An alternative way of treatment has been criticized by its ex-worshiper, a professor from the University of Exeter, England, a homeopathist Edzard Ernst. The professor says that homeopathic treatment, funded by the NHS, is “biologically implausible” and carries an unnecessary risk to the health of the patient, interfering with the proper treatment.
Ernst also said that homeopathy could even be dangerous, when sometimes used instead of the evidence-based medical procedures, such as immunization.
As it has been estimated by The Daily Telegraph, NHS spends about 4 million pounds on homeopathy every year. The treatment is based on the theory that the patient can be healed by the action of diluted substances that cause symptoms similar to the symptoms of the disease. It is believed that in this way one can trigger the natural mechanisms that help the body to cure itself.

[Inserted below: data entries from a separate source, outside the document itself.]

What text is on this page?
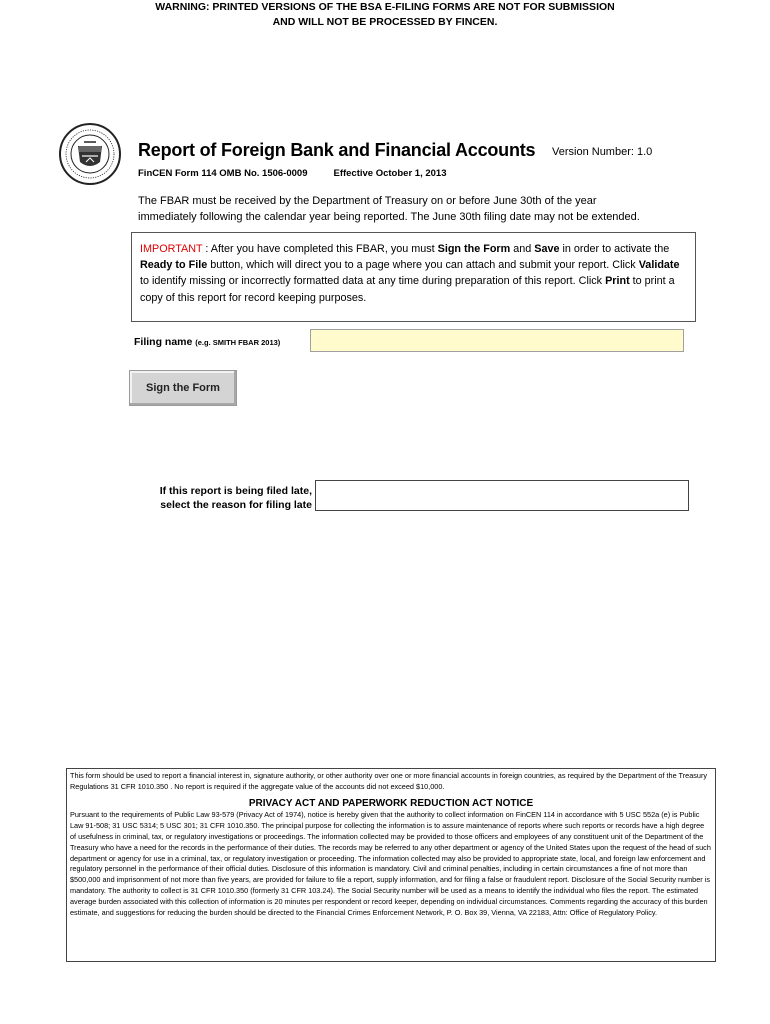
WARNING: PRINTED VERSIONS OF THE BSA E-FILING FORMS ARE NOT FOR SUBMISSION
AND WILL NOT BE PROCESSED BY FINCEN.
Report of Foreign Bank and Financial Accounts Version Number: 1.0
FinCEN Form 114 OMB No. 1506-0009	Effective October 1, 2013
The FBAR must be received by the Department of Treasury on or before June 30th of the year
immediately following the calendar year being reported. The June 30th filing date may not be extended.
IMPORTANT : After you have completed this FBAR, you must Sign the Form and Save in order to activate the Ready to File button, which will direct you to a page where you can attach and submit your report. Click Validate to identify missing or incorrectly formatted data at any time during preparation of this report. Click Print to print a copy of this report for record keeping purposes.
Filing name (e.g. SMITH FBAR 2013)
Sign the Form
If this report is being filed late,
select the reason for filing late

This form should be used to report a financial interest in, signature authority, or other authority over one or more financial accounts in foreign countries, as required by the Department of the Treasury Regulations 31 CFR 1010.350 . No report is required if the aggregate value of the accounts did not exceed $10,000.

PRIVACY ACT AND PAPERWORK REDUCTION ACT NOTICE

Pursuant to the requirements of Public Law 93-579 (Privacy Act of 1974), notice is hereby given that the authority to collect information on FinCEN 114 in accordance with 5 USC 552a (e) is Public Law 91-508; 31 USC 5314; 5 USC 301; 31 CFR 1010.350. The principal purpose for collecting the information is to assure maintenance of reports where such reports or records have a high degree of usefulness in criminal, tax, or regulatory investigations or proceedings. The information collected may be provided to those officers and employees of any constituent unit of the Department of the Treasury who have a need for the records in the performance of their duties. The records may be referred to any other department or agency of the United States upon the request of the head of such department or agency for use in a criminal, tax, or regulatory investigation or proceeding. The information collected may also be provided to appropriate state, local, and foreign law enforcement and regulatory personnel in the performance of their official duties. Disclosure of this information is mandatory. Civil and criminal penalties, including in certain circumstances a fine of not more than $500,000 and imprisonment of not more than five years, are provided for failure to file a report, supply information, and for filing a false or fraudulent report. Disclosure of the Social Security number is mandatory. The authority to collect is 31 CFR 1010.350 (formerly 31 CFR 103.24). The Social Security number will be used as a means to identify the individual who files the report. The estimated average burden associated with this collection of information is 20 minutes per respondent or record keeper, depending on individual circumstances. Comments regarding the accuracy of this burden estimate, and suggestions for reducing the burden should be directed to the Financial Crimes Enforcement Network, P. O. Box 39, Vienna, VA 22183, Attn: Office of Regulatory Policy.
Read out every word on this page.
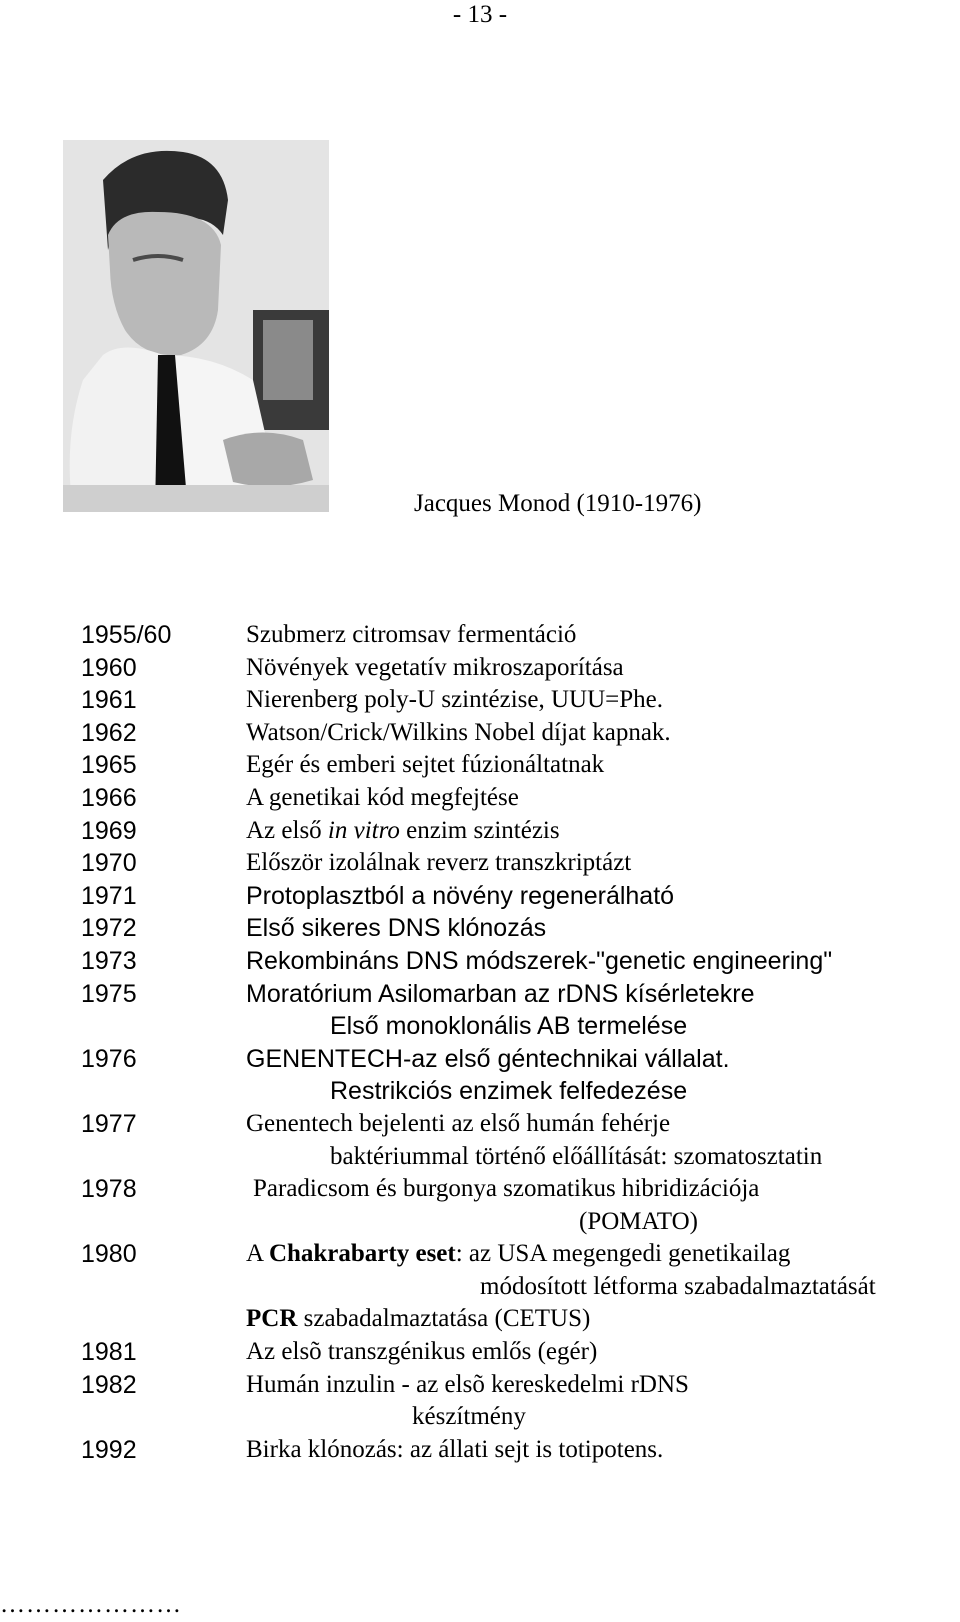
- 13 -
Jacques Monod (1910-1976)
1955/60	Szubmerz citromsav fermentáció
1960	Növények vegetatív mikroszaporítása
1961	Nierenberg poly-U szintézise, UUU=Phe.
1962	Watson/Crick/Wilkins Nobel díjat kapnak.
1965	Egér és emberi sejtet fúzionáltatnak
1966	A genetikai kód megfejtése
1969	Az első in vitro enzim szintézis
1970	Először izolálnak reverz transzkriptázt
1971	Protoplasztból a növény regenerálható
1972	Első sikeres DNS klónozás
1973	Rekombináns DNS módszerek-"genetic engineering"
1975	Moratórium Asilomarban az rDNS kísérletekre
Első monoklonális AB termelése
1976	GENENTECH-az első géntechnikai vállalat.
Restrikciós enzimek felfedezése
1977	Genentech bejelenti az első humán fehérje
baktériummal történő előállítását: szomatosztatin
1978	Paradicsom és burgonya szomatikus hibridizációja
(POMATO)
1980	A Chakrabarty eset: az USA megengedi genetikailag
módosított létforma szabadalmaztatását
PCR szabadalmaztatása (CETUS)
1981	Az elsõ transzgénikus emlős (egér)
1982	Humán inzulin - az elsõ kereskedelmi rDNS
készítmény
1992	Birka klónozás: az állati sejt is totipotens.
…………………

In the article, published in The Biologist journal, Edzard Ernst said that the widely spread belief in homeopathy was “contrary to the laws of physics, chemistry, and pharmacology.” Homeopathy is used as an alternative to more effective measures. For example, today it is a major cause of reduction in the rate of vaccination. The scientist adds that the strategy of using homeopathy as a placebo can work only if the doctors conceal the truth from their patients.
Dr. Mark Downs, an executive director of the Society of Biology, agrees with Ernst. According to him, the UK spends billions of pounds a year to ensure the safety and efficacy of existing drugs. But at the same time, as opposed to homeopathy, they are subject to strict standards. NHS supports this alternative treatment area, which is not regulated. The myth about the exceptional effectiveness of homeopathy can cause miscomprehension among the patients.